Laurie Petty

- Doctoral Candidate
Contact Info
Biography —
Laurie Petty (Doctoral Candidate, PhD Expected 2017; University of Kansas) specializes in gender, culture, and the sociology of knowledge, with additional areas of interest in medical sociology, social theory, inequality, and organizations. She completed her comprehensive exams in Gender (Spring, 2012) and Culture (Fall 2013). Laurie’s dissertation explores how people holding the socially marginalized world view of atheism contest the dominant religious culture. She is interested in what challenges, struggles, or tensions atheist parents face as they socialize their children in a wider culture in which religious definitions of the situation dominate, and how parents negotiate these. She is currently collecting and analyzing in-depth interview data from atheist parents who live in a highly religious southern US area and in a less religious major US urban area.
Education —
Research —
Laurie is a mixed methods researcher with experience in both qualitative methods (in-depth interviewing, participant observation, autoethnography) and quantitative methods (SAS, Stata, SPSS – large and small datasets). Laurie’s prior work includes a survey of university faculty parents and their perceptions of departmental and institutional kid-friendliness, focusing particularly on the role of the department chair. She has worked as a research assistant for two projects involving large data sets examining issues in education.
Teaching —
Laurie teaches Self and Society, and has been a teaching assistant for Research Methods and Introduction to Sociology.
Awards & Honors —
Carroll D. Clark Post–Master's Degree Award - 2015
Carroll D. Clark Award for Teaching Excellence – 2014
Christopher Gunn Scholarship – 2014 ($2,000)
Morris C. Pratt Research Award – 2014 ($3,500)

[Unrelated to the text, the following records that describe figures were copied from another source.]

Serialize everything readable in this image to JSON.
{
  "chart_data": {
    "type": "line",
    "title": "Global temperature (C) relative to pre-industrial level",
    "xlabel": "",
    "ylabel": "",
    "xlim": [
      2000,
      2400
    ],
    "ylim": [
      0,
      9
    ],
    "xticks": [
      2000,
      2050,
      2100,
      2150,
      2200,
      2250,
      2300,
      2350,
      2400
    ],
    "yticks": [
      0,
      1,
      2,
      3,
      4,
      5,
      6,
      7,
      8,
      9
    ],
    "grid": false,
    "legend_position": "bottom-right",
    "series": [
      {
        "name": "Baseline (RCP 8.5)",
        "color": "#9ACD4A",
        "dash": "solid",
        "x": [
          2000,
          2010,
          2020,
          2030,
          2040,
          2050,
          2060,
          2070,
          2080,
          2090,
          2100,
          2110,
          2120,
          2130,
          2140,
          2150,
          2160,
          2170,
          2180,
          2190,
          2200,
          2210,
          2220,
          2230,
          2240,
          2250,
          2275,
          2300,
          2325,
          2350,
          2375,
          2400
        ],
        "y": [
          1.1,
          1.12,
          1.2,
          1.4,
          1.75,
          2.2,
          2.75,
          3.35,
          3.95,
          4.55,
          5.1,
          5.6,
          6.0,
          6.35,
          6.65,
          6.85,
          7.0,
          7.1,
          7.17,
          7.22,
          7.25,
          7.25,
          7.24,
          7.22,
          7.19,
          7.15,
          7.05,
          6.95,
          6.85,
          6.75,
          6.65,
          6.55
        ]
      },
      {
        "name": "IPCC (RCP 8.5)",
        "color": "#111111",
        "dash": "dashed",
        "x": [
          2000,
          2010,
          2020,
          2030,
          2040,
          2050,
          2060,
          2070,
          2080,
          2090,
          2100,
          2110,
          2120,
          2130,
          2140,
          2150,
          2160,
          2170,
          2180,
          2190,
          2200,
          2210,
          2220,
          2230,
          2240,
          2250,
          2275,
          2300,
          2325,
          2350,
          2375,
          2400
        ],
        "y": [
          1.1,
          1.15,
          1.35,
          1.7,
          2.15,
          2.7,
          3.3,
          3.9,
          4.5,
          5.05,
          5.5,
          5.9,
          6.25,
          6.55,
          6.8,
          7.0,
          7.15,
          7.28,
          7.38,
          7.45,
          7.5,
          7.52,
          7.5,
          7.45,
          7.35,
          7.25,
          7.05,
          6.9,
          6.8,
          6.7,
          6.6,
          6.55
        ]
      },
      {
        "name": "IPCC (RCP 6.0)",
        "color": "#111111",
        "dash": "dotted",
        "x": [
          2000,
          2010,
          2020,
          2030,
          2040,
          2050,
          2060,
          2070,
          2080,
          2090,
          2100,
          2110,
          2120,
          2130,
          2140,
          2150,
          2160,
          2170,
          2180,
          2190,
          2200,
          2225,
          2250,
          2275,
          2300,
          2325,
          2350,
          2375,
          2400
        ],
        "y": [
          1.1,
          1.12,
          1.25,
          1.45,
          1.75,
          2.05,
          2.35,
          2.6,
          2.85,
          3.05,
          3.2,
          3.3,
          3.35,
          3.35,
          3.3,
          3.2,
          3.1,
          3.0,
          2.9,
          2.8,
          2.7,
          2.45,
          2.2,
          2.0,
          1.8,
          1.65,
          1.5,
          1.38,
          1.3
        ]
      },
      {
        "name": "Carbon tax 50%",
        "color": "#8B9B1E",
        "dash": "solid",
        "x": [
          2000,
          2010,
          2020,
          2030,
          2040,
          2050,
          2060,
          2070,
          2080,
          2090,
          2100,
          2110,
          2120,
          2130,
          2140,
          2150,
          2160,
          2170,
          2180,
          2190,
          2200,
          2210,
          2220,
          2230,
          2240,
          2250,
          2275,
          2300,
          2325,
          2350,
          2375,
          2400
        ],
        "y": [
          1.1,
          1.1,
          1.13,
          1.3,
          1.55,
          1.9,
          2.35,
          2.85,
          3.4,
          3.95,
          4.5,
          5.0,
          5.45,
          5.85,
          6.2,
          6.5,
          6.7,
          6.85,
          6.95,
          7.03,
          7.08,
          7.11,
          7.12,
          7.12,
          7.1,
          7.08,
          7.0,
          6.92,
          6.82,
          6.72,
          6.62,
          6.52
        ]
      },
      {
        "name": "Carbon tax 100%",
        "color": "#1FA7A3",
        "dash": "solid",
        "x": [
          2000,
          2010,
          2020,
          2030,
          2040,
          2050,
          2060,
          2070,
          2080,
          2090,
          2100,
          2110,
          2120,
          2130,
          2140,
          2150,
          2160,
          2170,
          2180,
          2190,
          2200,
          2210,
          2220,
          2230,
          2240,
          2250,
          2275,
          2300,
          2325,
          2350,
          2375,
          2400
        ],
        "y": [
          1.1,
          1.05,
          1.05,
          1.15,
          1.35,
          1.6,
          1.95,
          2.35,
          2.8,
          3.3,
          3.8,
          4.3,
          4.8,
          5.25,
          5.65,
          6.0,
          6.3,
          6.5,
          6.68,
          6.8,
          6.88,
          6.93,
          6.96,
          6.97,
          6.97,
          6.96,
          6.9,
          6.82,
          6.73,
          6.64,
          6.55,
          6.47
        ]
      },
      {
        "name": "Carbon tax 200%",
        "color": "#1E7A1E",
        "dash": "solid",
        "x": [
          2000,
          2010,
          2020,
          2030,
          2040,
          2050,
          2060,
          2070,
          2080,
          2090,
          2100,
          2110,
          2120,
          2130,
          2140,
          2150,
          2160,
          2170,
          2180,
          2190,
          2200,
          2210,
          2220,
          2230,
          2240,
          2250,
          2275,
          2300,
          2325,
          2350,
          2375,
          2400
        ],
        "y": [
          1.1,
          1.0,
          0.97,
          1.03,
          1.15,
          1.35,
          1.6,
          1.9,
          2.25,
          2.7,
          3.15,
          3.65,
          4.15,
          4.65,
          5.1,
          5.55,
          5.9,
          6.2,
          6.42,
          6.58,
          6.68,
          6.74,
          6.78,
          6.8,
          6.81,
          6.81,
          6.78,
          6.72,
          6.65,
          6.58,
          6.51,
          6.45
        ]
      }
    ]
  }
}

Morris C. Pratt Research and Travel Scholarship – 2012, 2013
Outstanding Thesis/Research Project Award, College of Liberal Arts and Sciences at the University of Kansas – 2012
Laurie has received the 2015 Carroll D. Clark Post-Master’s Degree Award that honors graduate students who have demonstrated outstanding scholarship, integrity, and promise in the discipline of sociology; the 2014 Carroll D. Clark Award for Teaching Excellence; and the Outstanding Thesis/Research Project Award from the College of Liberal Arts and Sciences at the University of Kansas. She has also received the Christopher Gunn Scholarship, the Morris C. Pratt Research Award, and the Morris C. Pratt Travel Scholarship, as well as passing both her master’s thesis defense and her dissertation proposal defense with honors.